PETALING JAYA: Not all businesses can adapt to Flexible Working Arrangements (FWA), says the Malaysian Employers Federation (MEF).

Its president Datuk Dr Syed Hussain Syed Husman (pic) said it was important to understand that organisations hired employees to run and operate their businesses.

He added that different businesses have their own unique structures and production needs and that the final decision should remain with the businesses.

“Some are locally based, some are international based and governed by (different) rules and regulations. Therefore one must understand this before seeking to change the existing system of work. It should be recognised that not all businesses change and not all processes can change,” he said.

Syed Hussain said FWAs can only be implemented after these issues are understood, adding that certain areas of business could have flexibility while others could not.

“The final decision really depends on the industry and conditions of the particular business,” he added.

Syed Hussain was commenting on Deputy Human Resources Minister Datuk Awang Hashim’s remarks that employees who want to work on a flexible basis could apply for FWA with their respective employers under the amendment to the Employment Act 1955 which would come into force on Sept 1, 2022.

The FWA application must be made in writing and can cover changes in working hours, working days and also the place of work.

Syed Hussain said many organisations have started adopting new working systems since Malaysia began its transition to endemicity on April 1. Among the FWA arrangements in place were hybrid or work-from-home, flexible hours, and staggered hours.

“Organisations that can take into account the work-from-home experience during the pandemic will reap benefits in business productivity and sustainability. Companies are continuously reimagining new strategies in attracting, retaining, and engaging talent,” he said.

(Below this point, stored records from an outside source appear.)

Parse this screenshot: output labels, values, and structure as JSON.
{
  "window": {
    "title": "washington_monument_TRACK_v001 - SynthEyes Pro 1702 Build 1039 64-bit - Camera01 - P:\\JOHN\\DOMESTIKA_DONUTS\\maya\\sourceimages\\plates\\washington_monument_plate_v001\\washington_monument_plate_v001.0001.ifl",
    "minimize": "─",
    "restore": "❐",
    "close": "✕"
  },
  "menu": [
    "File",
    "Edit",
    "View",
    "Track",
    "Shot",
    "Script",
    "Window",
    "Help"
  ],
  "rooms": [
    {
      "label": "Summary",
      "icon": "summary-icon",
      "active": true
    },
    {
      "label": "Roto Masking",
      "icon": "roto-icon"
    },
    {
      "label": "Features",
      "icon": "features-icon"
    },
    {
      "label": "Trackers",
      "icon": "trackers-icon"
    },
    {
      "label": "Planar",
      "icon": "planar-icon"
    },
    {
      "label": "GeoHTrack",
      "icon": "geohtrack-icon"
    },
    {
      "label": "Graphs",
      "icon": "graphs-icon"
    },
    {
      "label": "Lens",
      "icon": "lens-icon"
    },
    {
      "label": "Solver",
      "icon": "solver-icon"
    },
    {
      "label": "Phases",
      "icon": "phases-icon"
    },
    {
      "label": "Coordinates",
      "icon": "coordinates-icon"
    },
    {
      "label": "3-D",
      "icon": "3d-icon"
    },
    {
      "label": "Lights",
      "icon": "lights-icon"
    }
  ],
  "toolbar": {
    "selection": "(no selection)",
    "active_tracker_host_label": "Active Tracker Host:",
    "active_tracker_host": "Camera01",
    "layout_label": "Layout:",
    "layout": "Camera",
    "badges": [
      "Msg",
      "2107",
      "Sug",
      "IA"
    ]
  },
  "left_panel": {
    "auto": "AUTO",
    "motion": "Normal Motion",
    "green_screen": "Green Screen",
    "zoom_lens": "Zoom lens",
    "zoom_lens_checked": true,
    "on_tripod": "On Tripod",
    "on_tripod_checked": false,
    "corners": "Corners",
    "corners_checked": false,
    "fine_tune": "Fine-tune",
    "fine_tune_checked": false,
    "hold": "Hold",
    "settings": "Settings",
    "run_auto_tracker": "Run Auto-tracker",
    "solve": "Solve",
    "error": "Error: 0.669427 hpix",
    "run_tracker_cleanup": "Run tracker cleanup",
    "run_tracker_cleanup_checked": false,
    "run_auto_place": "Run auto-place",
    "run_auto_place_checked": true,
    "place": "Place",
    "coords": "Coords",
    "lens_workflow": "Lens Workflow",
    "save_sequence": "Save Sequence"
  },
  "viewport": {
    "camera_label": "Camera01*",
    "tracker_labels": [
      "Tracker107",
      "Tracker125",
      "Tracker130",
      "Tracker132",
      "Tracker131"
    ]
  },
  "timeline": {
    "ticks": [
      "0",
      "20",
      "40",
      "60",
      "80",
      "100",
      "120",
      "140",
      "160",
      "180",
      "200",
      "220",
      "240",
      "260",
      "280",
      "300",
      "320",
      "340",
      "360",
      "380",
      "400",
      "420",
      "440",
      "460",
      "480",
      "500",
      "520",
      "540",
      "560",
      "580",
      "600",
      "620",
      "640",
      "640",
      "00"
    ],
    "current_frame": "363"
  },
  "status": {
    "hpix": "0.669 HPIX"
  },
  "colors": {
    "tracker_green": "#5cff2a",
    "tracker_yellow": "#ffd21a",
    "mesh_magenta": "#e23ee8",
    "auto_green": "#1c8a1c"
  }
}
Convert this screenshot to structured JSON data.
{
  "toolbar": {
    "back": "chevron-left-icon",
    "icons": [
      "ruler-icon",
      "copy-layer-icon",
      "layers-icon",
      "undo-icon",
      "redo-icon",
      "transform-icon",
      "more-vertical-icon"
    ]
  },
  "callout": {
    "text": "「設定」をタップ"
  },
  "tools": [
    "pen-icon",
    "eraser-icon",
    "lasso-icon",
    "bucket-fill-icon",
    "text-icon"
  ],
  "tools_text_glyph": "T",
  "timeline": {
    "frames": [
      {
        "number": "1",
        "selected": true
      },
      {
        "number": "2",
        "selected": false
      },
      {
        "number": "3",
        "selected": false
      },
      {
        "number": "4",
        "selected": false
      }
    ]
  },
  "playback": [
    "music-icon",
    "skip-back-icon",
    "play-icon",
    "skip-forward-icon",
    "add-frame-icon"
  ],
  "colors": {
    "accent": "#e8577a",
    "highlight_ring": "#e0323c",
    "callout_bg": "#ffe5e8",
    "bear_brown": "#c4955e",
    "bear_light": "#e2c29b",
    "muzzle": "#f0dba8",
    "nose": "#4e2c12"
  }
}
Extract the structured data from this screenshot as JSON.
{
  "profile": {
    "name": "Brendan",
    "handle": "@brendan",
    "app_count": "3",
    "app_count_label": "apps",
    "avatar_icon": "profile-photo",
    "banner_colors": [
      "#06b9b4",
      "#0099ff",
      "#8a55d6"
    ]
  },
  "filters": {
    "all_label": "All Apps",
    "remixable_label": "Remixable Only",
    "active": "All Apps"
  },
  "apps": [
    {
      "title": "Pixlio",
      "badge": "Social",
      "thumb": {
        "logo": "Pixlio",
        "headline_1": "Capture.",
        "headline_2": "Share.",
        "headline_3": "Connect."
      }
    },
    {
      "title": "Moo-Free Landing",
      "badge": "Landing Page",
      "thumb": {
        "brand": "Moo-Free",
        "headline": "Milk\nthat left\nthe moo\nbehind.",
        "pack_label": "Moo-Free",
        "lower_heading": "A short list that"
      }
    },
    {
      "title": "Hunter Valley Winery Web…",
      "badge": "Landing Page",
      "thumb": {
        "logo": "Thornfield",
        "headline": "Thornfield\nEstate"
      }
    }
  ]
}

He said the organisations were concerned about how to implement a structured and sustainable FWA which was also suitable for their nature of business.

He said organisations have different ways of making their FWA work depending on the nature of their business, such as by tracking employees’ attendance and productivity, setting a timeline for employees to respond to work-related matters and a minimum number of days employees were required to be in the office.

The challenges for implementing FWAs include a lack of commitment from the top management and the management struggling to adapt to new working models that incorporate FWAs.

Lack of engagement among employees that may lead to lower productivity and higher attrition rate, confidential data and information being compromised, difficulty in that employees’ remote workspaces comply with OSH Act; Difficulties in cultivating trust between managers and employees, ensuring that FWAs policy is for all employees to ensure that system is fair are among the other challenges.

Apart from that, he said most organisations in the hospitality sector such as restaurants, hotels as well as the manufacturing sectors were unable to implement fully remote working and FWAs for their employees due to their nature of business.

He hoped that the government would support organisations in adopting and sustaining FWAs by providing clear guidelines on the rights and obligations of organisations such as on the decision on employees' request for FWAs, guidelines to reject employees’ applications, the consequences for employers who fail to comply to the FWAs requests, and the appeal process if applicable.

Apart from that, he said the government should also offer flexibility and relax some appropriate regulations and conduct awareness programmes to educate employers on all types of FWAs and how FWAs can meet their business needs and a strategy to attract and retain talent.

He said concise information must also be provided on FWAs including safety and health, good practices, work-related accidents that happen when FWA working from home and cybersecurity threats.

“Review existing regulations in Employment Act 1955 as appropriate to accommodate the provision of FWAs such as in Section 60a on the terms and conditions of the working hours, holidays, rest periods, wages, overtime, to complement FWAs models,” he said.

FWA approvals in organisations are the discretion of Head of Departments, the need to equip HR and HODs with the knowledge to develop FWAs policy that defines the FWAs eligibility, expectations, and responsibility,” he added.

He said tax measures must also be introduced to cover the purchase of software and hardware to enable employees to operate under FWAs.